Faşizmin “normali” giderek saf devlet terörü olmaya başladıysa, antifaşistler de artık seçim hezeyanını besleyenlerle ve hukuk zemini kutsallaştıran anlayışlarla doğrudan ideolojik mücadele yürütülmeli ve “tek barikat”, yani fiili meşru mücadeleye dayalı demokratik kitle direnişleri, şiddeti ile “tek yumruğu”, yani devrimci şiddeti örgütleme meselesini daha somut olarak önlerine koymalıdırlar. Direnen kitleler kadar büyük bir örgütçü yoktur. Dolayısıyla ister ekonomik saiklerle başlamış bir antifaşist eylem olsun, ister faşizme karşı genel bir toplantı ya da yürüyüş, fiili meşru mücadele çok daha hazırlıklı ve ısrarlı hale gelmelidir. Bunun yanında, faşist polis şiddetine ya da bu şiddeti arkasına alan patron pervasızlığına karşı antifaşist işçi milisleri kitlelerin yüreğine su serpebilmelidir. Keza, Cengiz Holding'lerin kapıları çoksa, o kapıları çalacak devrimci işçiler de çok olmalıdır.
Antifaşist mücadelede işçi sınıfının ve öncüsünün özel rolü
Şüphesiz ki Antifaşist Cephe inşası ve siyasetinde işçi sınıfının rolü sadece bir bileşen veya bileşenleri birbirine bağlayan bir çimento harcı olmaktan çok daha fazlasıdır. Faşizmi yıkacak ve halkçı-demokratik devrimi gerçekleştirecek olan tüm ezilenlerin birleşik mücadelesi olacaksa da bu mücadelenin önderi işçi sınıfı olmalıdır. Yani işçi sınıfının önderliği demokratik devrim sonrasının değil, öncesinin konusudur. İşçi sınıfının bu rolü onun kapitalizmin özsel ürünü olmasından, diğer tüm ezilenlerin proletarya havuzuna akıyor olmasından, üretim üzerindeki gücünden ve bu savaşımı tutarlı bir şekilde sonuna kadar sürdürebilecek güce sadece onun sahip olmasından kaynaklanır.
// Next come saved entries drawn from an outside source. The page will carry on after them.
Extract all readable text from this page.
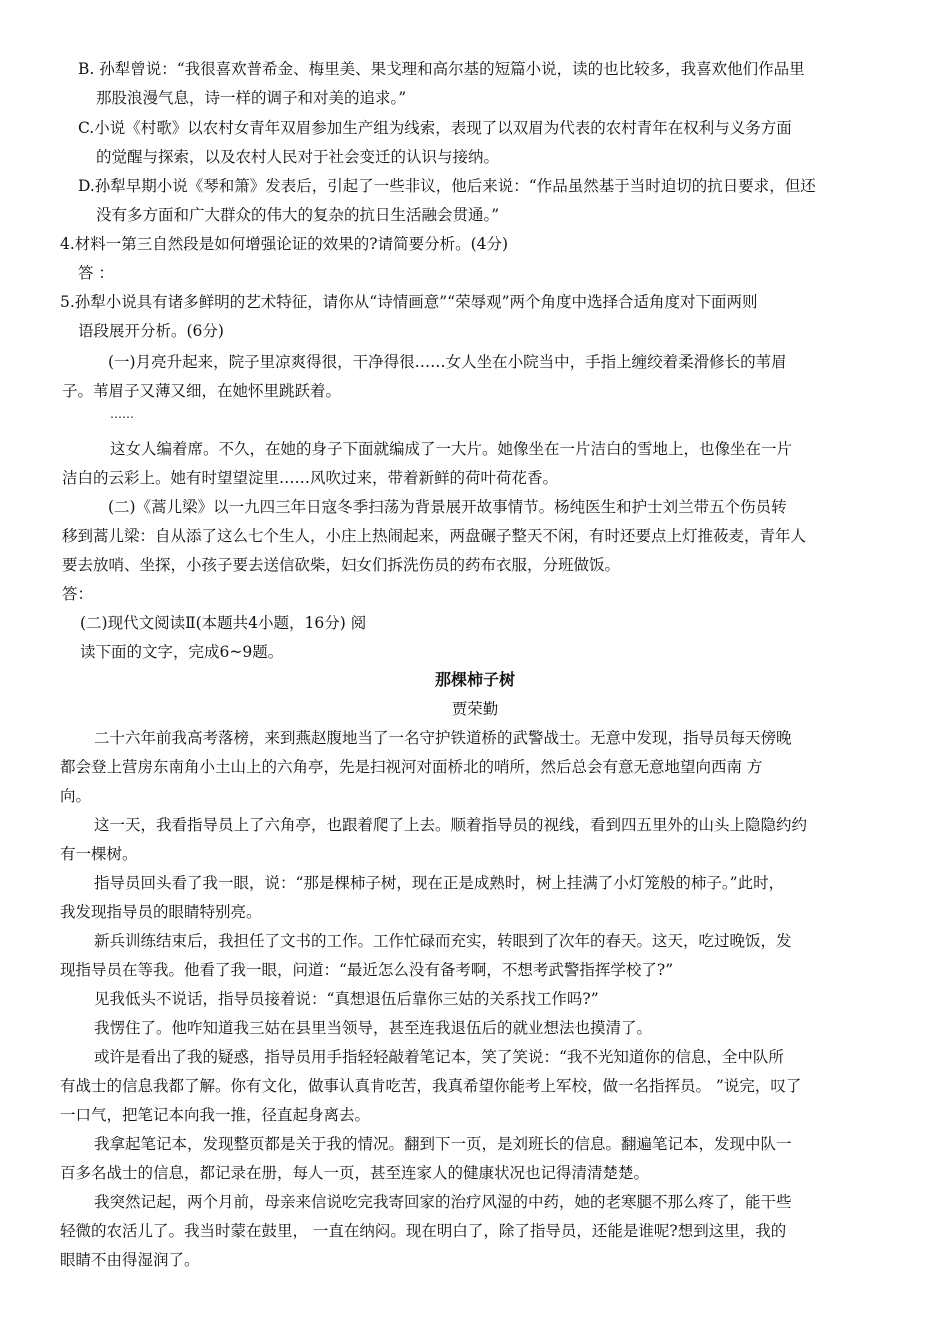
B. 孙犁曾说：“我很喜欢普希金、梅里美、果戈理和高尔基的短篇小说，读的也比较多，我喜欢他们作品里
那股浪漫气息，诗一样的调子和对美的追求。”
C.小说《村歌》以农村女青年双眉参加生产组为线索，表现了以双眉为代表的农村青年在权利与义务方面
的觉醒与探索，以及农村人民对于社会变迁的认识与接纳。
D.孙犁早期小说《琴和箫》发表后，引起了一些非议，他后来说：“作品虽然基于当时迫切的抗日要求，但还
没有多方面和广大群众的伟大的复杂的抗日生活融会贯通。”
4.材料一第三自然段是如何增强论证的效果的?请简要分析。(4分)
答 ：
5.孙犁小说具有诸多鲜明的艺术特征，请你从“诗情画意”“荣辱观”两个角度中选择合适角度对下面两则
语段展开分析。(6分)
(一)月亮升起来，院子里凉爽得很，干净得很……女人坐在小院当中，手指上缠绞着柔滑修长的苇眉
子。苇眉子又薄又细，在她怀里跳跃着。
……
这女人编着席。不久，在她的身子下面就编成了一大片。她像坐在一片洁白的雪地上，也像坐在一片
洁白的云彩上。她有时望望淀里……风吹过来，带着新鲜的荷叶荷花香。
(二)《蒿儿梁》以一九四三年日寇冬季扫荡为背景展开故事情节。杨纯医生和护士刘兰带五个伤员转
移到蒿儿梁：自从添了这么七个生人，小庄上热闹起来，两盘碾子整天不闲，有时还要点上灯推莜麦，青年人
要去放哨、坐探，小孩子要去送信砍柴，妇女们拆洗伤员的药布衣服，分班做饭。
答：
(二)现代文阅读Ⅱ(本题共4小题，16分) 阅
读下面的文字，完成6~9题。
那棵柿子树
贾荣勤
二十六年前我高考落榜，来到燕赵腹地当了一名守护铁道桥的武警战士。无意中发现，指导员每天傍晚
都会登上营房东南角小土山上的六角亭，先是扫视河对面桥北的哨所，然后总会有意无意地望向西南 方
向。
这一天，我看指导员上了六角亭，也跟着爬了上去。顺着指导员的视线，看到四五里外的山头上隐隐约约
有一棵树。
指导员回头看了我一眼，说：“那是棵柿子树，现在正是成熟时，树上挂满了小灯笼般的柿子。”此时，
我发现指导员的眼睛特别亮。
新兵训练结束后，我担任了文书的工作。工作忙碌而充实，转眼到了次年的春天。这天，吃过晚饭，发
现指导员在等我。他看了我一眼，问道：“最近怎么没有备考啊，不想考武警指挥学校了?”
见我低头不说话，指导员接着说：“真想退伍后靠你三姑的关系找工作吗?”
我愣住了。他咋知道我三姑在县里当领导，甚至连我退伍后的就业想法也摸清了。
或许是看出了我的疑惑，指导员用手指轻轻敲着笔记本，笑了笑说：“我不光知道你的信息，全中队所
有战士的信息我都了解。你有文化，做事认真肯吃苦，我真希望你能考上军校，做一名指挥员。 ”说完，叹了
一口气，把笔记本向我一推，径直起身离去。
我拿起笔记本，发现整页都是关于我的情况。翻到下一页，是刘班长的信息。翻遍笔记本，发现中队一
百多名战士的信息，都记录在册，每人一页，甚至连家人的健康状况也记得清清楚楚。
我突然记起，两个月前，母亲来信说吃完我寄回家的治疗风湿的中药，她的老寒腿不那么疼了，能干些
轻微的农活儿了。我当时蒙在鼓里， 一直在纳闷。现在明白了，除了指导员，还能是谁呢?想到这里，我的
眼睛不由得湿润了。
Önderleşmek demek, bağımsız bir siyasi güç haline gelebilmek demektir. Eğer birleşik mücadele yürütülürken “aynı zamanda” işçi sınıfı bağımsız bir devrimci siyasi güç olarak örgütlenebilirse hem işçilerin demokratik faaliyetleri diğer grupların demokratizmi içinde eriyip gitmez hem de birleşik mücadele çok daha kararlı ve uzlaşmaz hale gelir.
İşçi sınıfını bağımsız siyasal bir güç haline getirme görevi bizi ilk adıma, yani işçinin faşizme karşı kendi örgütlerinde kendi dolaysız mücadelesini vermesini örgütleme sorumluluğuna geri götürür. Bugün eksikliğini en çok hissettiğimiz şey de budur. Zira kendi dolaysız mücadeleleri içinden örülmediği zaman, işçileri bağımsız bir siyasi güç olarak örgütlemek çok güç olmaktadır. Böyle olunca işçiler faşizme karşı siyasi mücadeleye çoğunlukla dolaylı olarak katılmakta, netice itibariyle bu mücadeleye kendi karakterini yansıtamamakta, bahse konu özel rollerini oynayamamaktadırlar.
Özetle, işçi hareketi antifaşist rolünü az çok oynamaya başlamadan sosyalizm mücadelesinin, antifaşist mücadelenin yüksek ivme kazanma şansı zayıftır. Tersinden ifade edersek, kendi dolaysız hak ve özgürlükleri üzerinden faşizmi hedefe koymaya ve az çok antifaşist araç ve biçimleri kullanmaya başlayan bir işçi hareketinin ilk kıvılcımlarını gördüğümüz zaman o meşhur sona gerçekten yaklaştığımızı anlayacağız.
Sonuç olarak işçi sınıfı güncel mücadelelerinde faşist baskı ve yasakları püskürtmek için mücadele etmelidir. Kapitalizme karşı sosyalizm mücadelesini yükseltmek ve zafere ulaştırabilmek için öncelikle faşizmi yıkma ve politik özgürlüğü demokratik devrimci iktidar güvencesinde sağlama hedefiyle yürümelidir. Faşizmi yıkmak için tüm ezilenlerle birlikte antifaşist cephe birliği kurarak mücadeleyi geliştirmelidir.